Steam is the largest digital distributor of video games in the world and acts not only as a storefront for video games old and new but as a social network that allows PC gamers to connect with one another and share information about the quality of the games the service offers. As such, Steam’s built-in review system has a significant impact on video game sales. Especially in the video game industry, both professional and user-generated reviews have the potential to make or break the success of an entertainment product, and some video game publishers even go so far as to evaluate their employees based on the Metacritic scores of games that they worked on.
The recent change is part of a larger, overall plan to update Steam’s review system in the interests of helping consumers and targeting common complaints about the platform’s indicators of game quality. In a blog post published in September of last year, Valve outlined its strategy for overhauling its review aggregation process, and acknowledged the problem of “deceptive tactics” used “to generate a more positive review score,” citing as evidence the fact that reviews published by users who did not pay Steam for the game in question tend to be more positive than others, and noting the presence of entire organizations that exist to write positive reviews in exchange for payment.
Although this change was implemented several months ago, Valve decided to further restrict the impact of unpaid game reviews by excluding games that were received as gifts by other users of Steam or games that were given away by Steam during a promotion. The rationale is that users who didn’t pay for a game, even if the game in question was not provided by a developer or publisher in exchange for a positive review, are likely to have a positive opinion of a game purely because it was free.

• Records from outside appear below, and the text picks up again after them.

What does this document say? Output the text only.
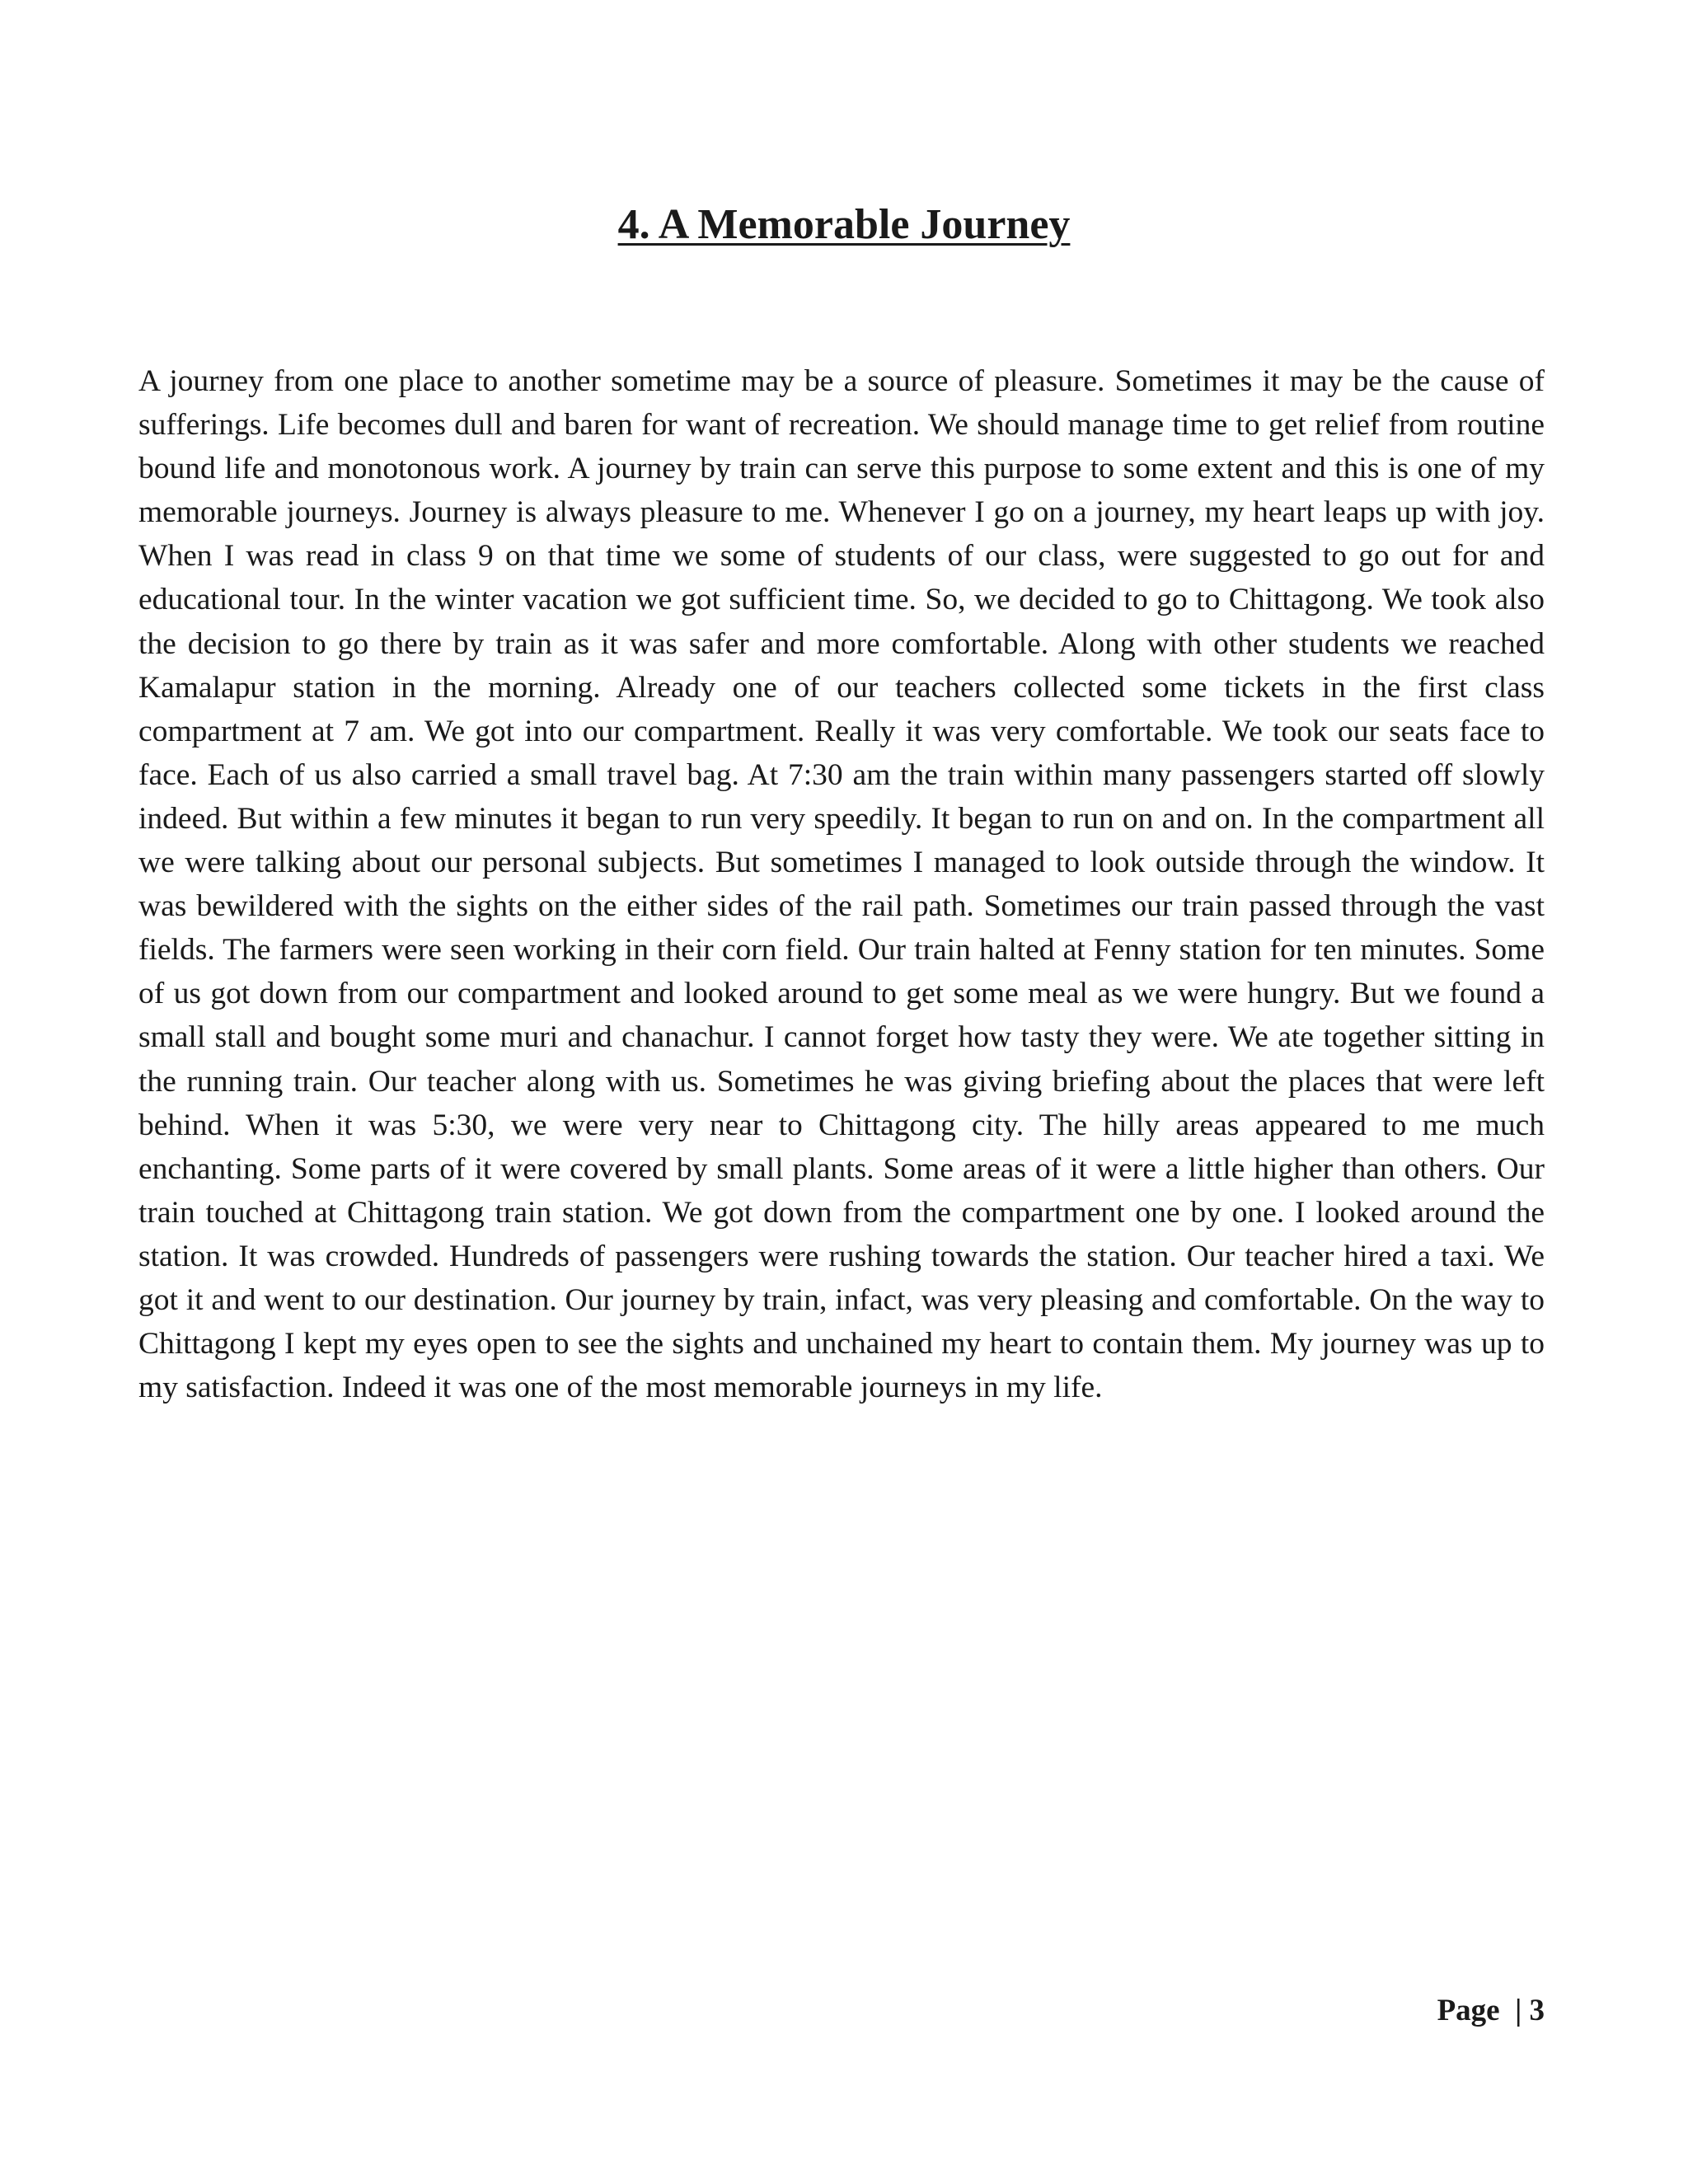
4. A Memorable Journey

A journey from one place to another sometime may be a source of pleasure. Sometimes it may be the cause of sufferings. Life becomes dull and baren for want of recreation. We should manage time to get relief from routine bound life and monotonous work. A journey by train can serve this purpose to some extent and this is one of my memorable journeys. Journey is always pleasure to me. Whenever I go on a journey, my heart leaps up with joy. When I was read in class 9 on that time we some of students of our class, were suggested to go out for and educational tour. In the winter vacation we got sufficient time. So, we decided to go to Chittagong. We took also the decision to go there by train as it was safer and more comfortable. Along with other students we reached Kamalapur station in the morning. Already one of our teachers collected some tickets in the first class compartment at 7 am. We got into our compartment. Really it was very comfortable. We took our seats face to face. Each of us also carried a small travel bag. At 7:30 am the train within many passengers started off slowly indeed. But within a few minutes it began to run very speedily. It began to run on and on. In the compartment all we were talking about our personal subjects. But sometimes I managed to look outside through the window. It was bewildered with the sights on the either sides of the rail path. Sometimes our train passed through the vast fields. The farmers were seen working in their corn field. Our train halted at Fenny station for ten minutes. Some of us got down from our compartment and looked around to get some meal as we were hungry. But we found a small stall and bought some muri and chanachur. I cannot forget how tasty they were. We ate together sitting in the running train. Our teacher along with us. Sometimes he was giving briefing about the places that were left behind. When it was 5:30, we were very near to Chittagong city. The hilly areas appeared to me much enchanting. Some parts of it were covered by small plants. Some areas of it were a little higher than others. Our train touched at Chittagong train station. We got down from the compartment one by one. I looked around the station. It was crowded. Hundreds of passengers were rushing towards the station. Our teacher hired a taxi. We got it and went to our destination. Our journey by train, infact, was very pleasing and comfortable. On the way to Chittagong I kept my eyes open to see the sights and unchained my heart to contain them. My journey was up to my satisfaction. Indeed it was one of the most memorable journeys in my life.

Page  | 3
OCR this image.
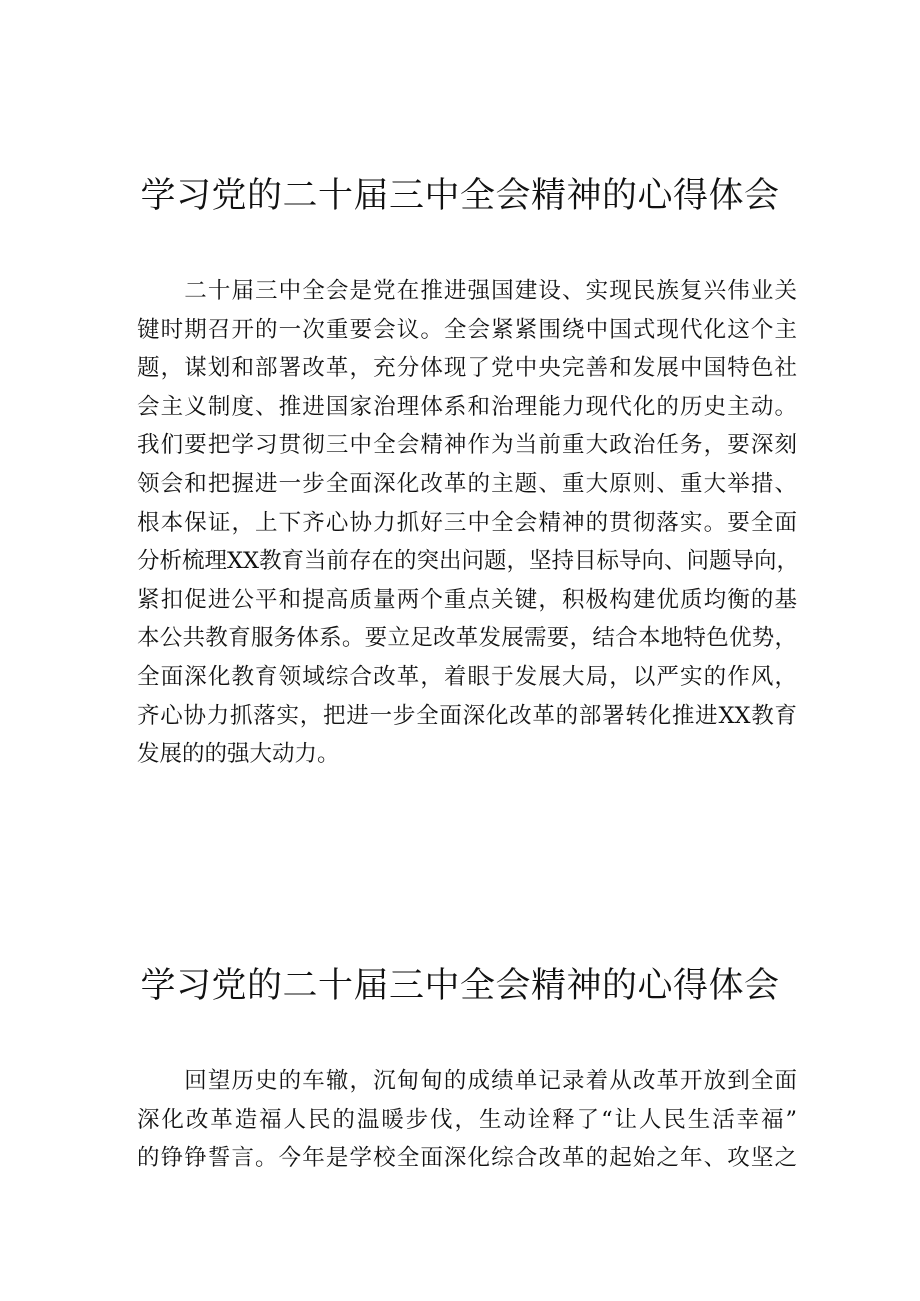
学习党的二十届三中全会精神的心得体会
　　二十届三中全会是党在推进强国建设、实现民族复兴伟业关
键时期召开的一次重要会议。全会紧紧围绕中国式现代化这个主
题，谋划和部署改革，充分体现了党中央完善和发展中国特色社
会主义制度、推进国家治理体系和治理能力现代化的历史主动。
我们要把学习贯彻三中全会精神作为当前重大政治任务，要深刻
领会和把握进一步全面深化改革的主题、重大原则、重大举措、
根本保证，上下齐心协力抓好三中全会精神的贯彻落实。要全面
分析梳理XX教育当前存在的突出问题，坚持目标导向、问题导向，
紧扣促进公平和提高质量两个重点关键，积极构建优质均衡的基
本公共教育服务体系。要立足改革发展需要，结合本地特色优势，
全面深化教育领域综合改革，着眼于发展大局，以严实的作风，
齐心协力抓落实，把进一步全面深化改革的部署转化推进XX教育
发展的的强大动力。
学习党的二十届三中全会精神的心得体会
　　回望历史的车辙，沉甸甸的成绩单记录着从改革开放到全面
深化改革造福人民的温暖步伐，生动诠释了“让人民生活幸福”
的铮铮誓言。今年是学校全面深化综合改革的起始之年、攻坚之
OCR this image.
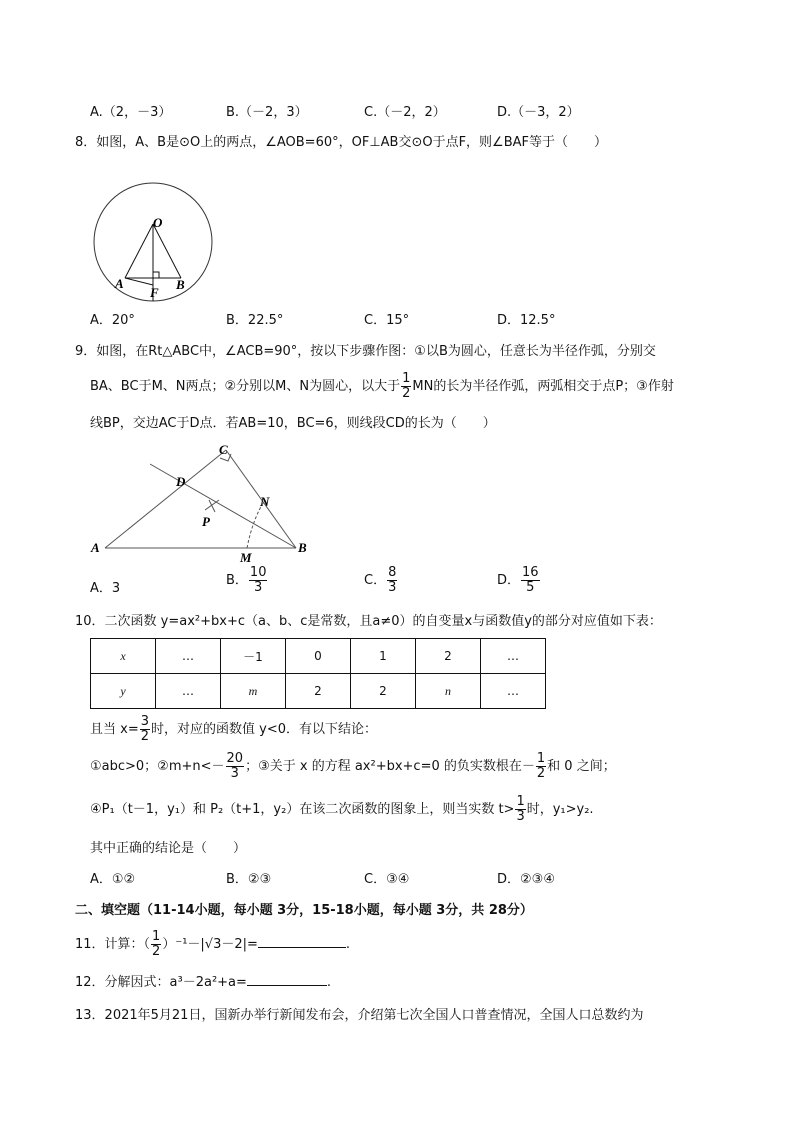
A.（2，－3）	B.（－2，3）	C.（－2，2）	D.（－3，2）
8．如图，A、B是⊙O上的两点，∠AOB=60°，OF⊥AB交⊙O于点F，则∠BAF等于（　　）
O
A
F
B
A．20°	B．22.5°	C．15°	D．12.5°
9．如图，在Rt△ABC中，∠ACB=90°，按以下步骤作图：①以B为圆心，任意长为半径作弧，分别交
BA、BC于M、N两点；②分别以M、N为圆心，以大于 $\frac{1}{2}$ MN的长为半径作弧，两弧相交于点P；③作射
线BP，交边AC于D点．若AB=10，BC=6，则线段CD的长为（　　）
C
D
P
N
A
M
B
A．3
B． $\frac{10}{3}$	C． $\frac{8}{3}$	D． $\frac{16}{5}$
10．二次函数 y=ax²+bx+c（a、b、c是常数，且a≠0）的自变量x与函数值y的部分对应值如下表：
x	…	－1	0	1	2	…
y	…	m	2	2	n	…
且当 $x= \frac{3}{2}$ 时，对应的函数值 y<0．有以下结论：
①abc>0；②m+n<－ $\frac{20}{3}$ ；③关于 x 的方程 ax²+bx+c=0 的负实数根在－ $\frac{1}{2}$ 和 0 之间；
④P₁（t－1，y₁）和 P₂（t+1，y₂）在该二次函数的图象上，则当实数 $t> \frac{1}{3}$ 时，y₁>y₂.
其中正确的结论是（　　）
A．①②	B．②③	C．③④	D．②③④
二、填空题（11-14小题，每小题 3分，15-18小题，每小题 3分，共 28分）
11．计算：（ $\frac{1}{2} )^{-1}-|√3-2|=$	.
12．分解因式：a³－2a²+a=	.
13．2021年5月21日，国新办举行新闻发布会，介绍第七次全国人口普查情况，全国人口总数约为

Overall, the recent change isn’t likely to have a major impact on the Steam community, as very few games on Steam are received as gifts or as part of a giveaway. But the change is representative of a larger trend among distributors of digital content of more strictly enforcing rules on reviews. Last year, Amazon announced that it would change its community guidelines to prohibit incentivized reviews entirely, even when the fact that the reviews are incentivized is disclosed unless these reviews were conducted through Amazon’s Vine program. This change came after a popular blog post, published by the organization ReviewMeta, which described in detail the differences between incentivized and non-incentivized review scores.
Artificially-inflated review scores aren’t the only complaint customers have about the scoring system on Steam. The service’s Reddit community often features posts that complain about the number of reviews that are unhelpful or are failed attempts at humor.